O fantasma da privatização ronda novamente o Parque Nacional de Brasília (PNB), em especial as estruturas da Água Mineral. O PNB entrou na lista de privatizações previstas pelo governo Bolsonaro. A iniciativa reforça a declaração do ministro do Meio Ambiente, Ricardo Salles, que na reunião ministerial de 22 de abril recomendou aproveitar a pandemia da covid-19 para mudar regras ambientais que podem ser questionadas na Justiça.

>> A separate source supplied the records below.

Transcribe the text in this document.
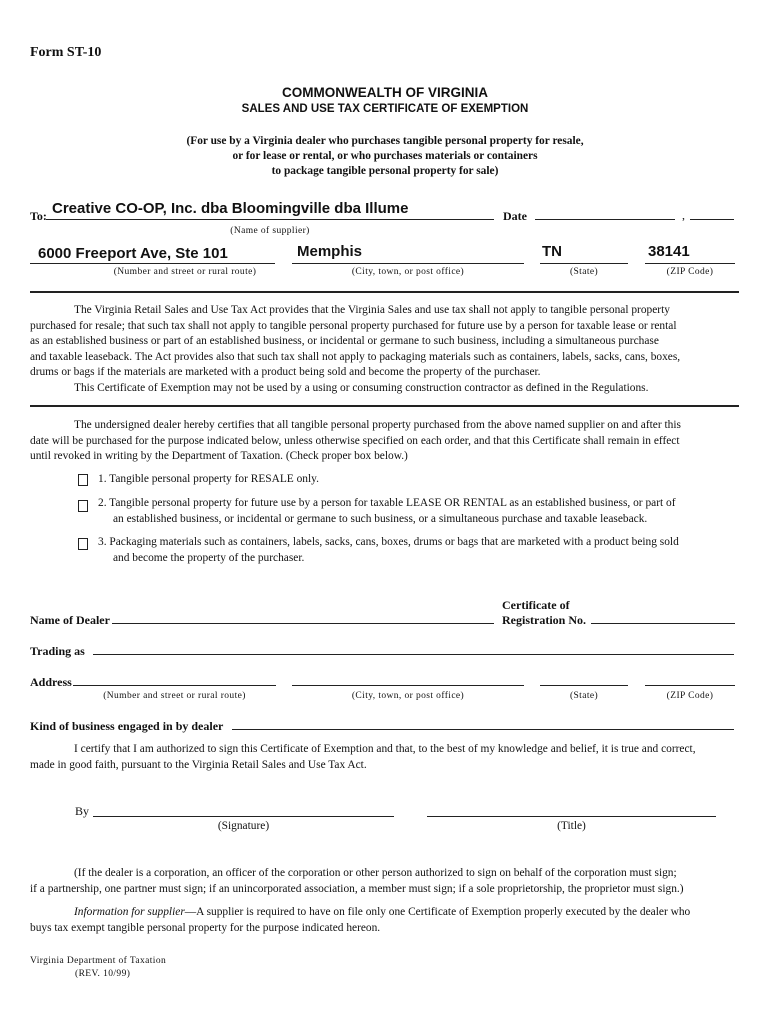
Form ST-10
COMMONWEALTH OF VIRGINIA
SALES AND USE TAX CERTIFICATE OF EXEMPTION
(For use by a Virginia dealer who purchases tangible personal property for resale,
or for lease or rental, or who purchases materials or containers
to package tangible personal property for sale)
To: Creative CO-OP, Inc. dba Bloomingville dba Illume
(Name of supplier)
Date	,
6000 Freeport Ave, Ste 101	Memphis	TN	38141
(Number and street or rural route)	(City, town, or post office)	(State)	(ZIP Code)
The Virginia Retail Sales and Use Tax Act provides that the Virginia Sales and use tax shall not apply to tangible personal property
purchased for resale; that such tax shall not apply to tangible personal property purchased for future use by a person for taxable lease or rental
as an established business or part of an established business, or incidental or germane to such business, including a simultaneous purchase
and taxable leaseback. The Act provides also that such tax shall not apply to packaging materials such as containers, labels, sacks, cans, boxes,
drums or bags if the materials are marketed with a product being sold and become the property of the purchaser.
This Certificate of Exemption may not be used by a using or consuming construction contractor as defined in the Regulations.
The undersigned dealer hereby certifies that all tangible personal property purchased from the above named supplier on and after this
date will be purchased for the purpose indicated below, unless otherwise specified on each order, and that this Certificate shall remain in effect
until revoked in writing by the Department of Taxation. (Check proper box below.)
1. Tangible personal property for RESALE only.
2. Tangible personal property for future use by a person for taxable LEASE OR RENTAL as an established business, or part of
an established business, or incidental or germane to such business, or a simultaneous purchase and taxable leaseback.
3. Packaging materials such as containers, labels, sacks, cans, boxes, drums or bags that are marketed with a product being sold
and become the property of the purchaser.
Name of Dealer
Certificate of
Registration No.
Trading as
Address
(Number and street or rural route)	(City, town, or post office)	(State)	(ZIP Code)
Kind of business engaged in by dealer
I certify that I am authorized to sign this Certificate of Exemption and that, to the best of my knowledge and belief, it is true and correct,
made in good faith, pursuant to the Virginia Retail Sales and Use Tax Act.
By
(Signature)	(Title)
(If the dealer is a corporation, an officer of the corporation or other person authorized to sign on behalf of the corporation must sign;
if a partnership, one partner must sign; if an unincorporated association, a member must sign; if a sole proprietorship, the proprietor must sign.)
Information for supplier—A supplier is required to have on file only one Certificate of Exemption properly executed by the dealer who
buys tax exempt tangible personal property for the purpose indicated hereon.
Virginia Department of Taxation
(REV. 10/99)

O anúncio da privatização do PNB foi feito segunda-feira (10) pela secretária especial do Programa de Parcerias de Investimentos (PPI), do Ministério da Economia, Martha Seillier. Mas não é a primeira vez que a administração federal cogita privatizar a Água Mineral. No governo de Michel Temer, o então ministro do Meio Ambiente, Sarney Filho, incluiu o PNB e o Parque da Chapada dos Veadeiros no rol de parques privatizáveis. Editais chegaram a ser lançados.
A privatização da Chapada foi concluída, mas a concessão da Água Mineral não avançou porque o Tribunal de Contas da União (TCU) bloqueou a iniciativa, em 2017. Entretanto, ao contrário do governo Temer, a gestão Bolsonaro quer privatizar toda a gestão do Parque Nacional de Brasília, com os seus 42.300 hectares de área, e não apenas as piscinas e trilhas.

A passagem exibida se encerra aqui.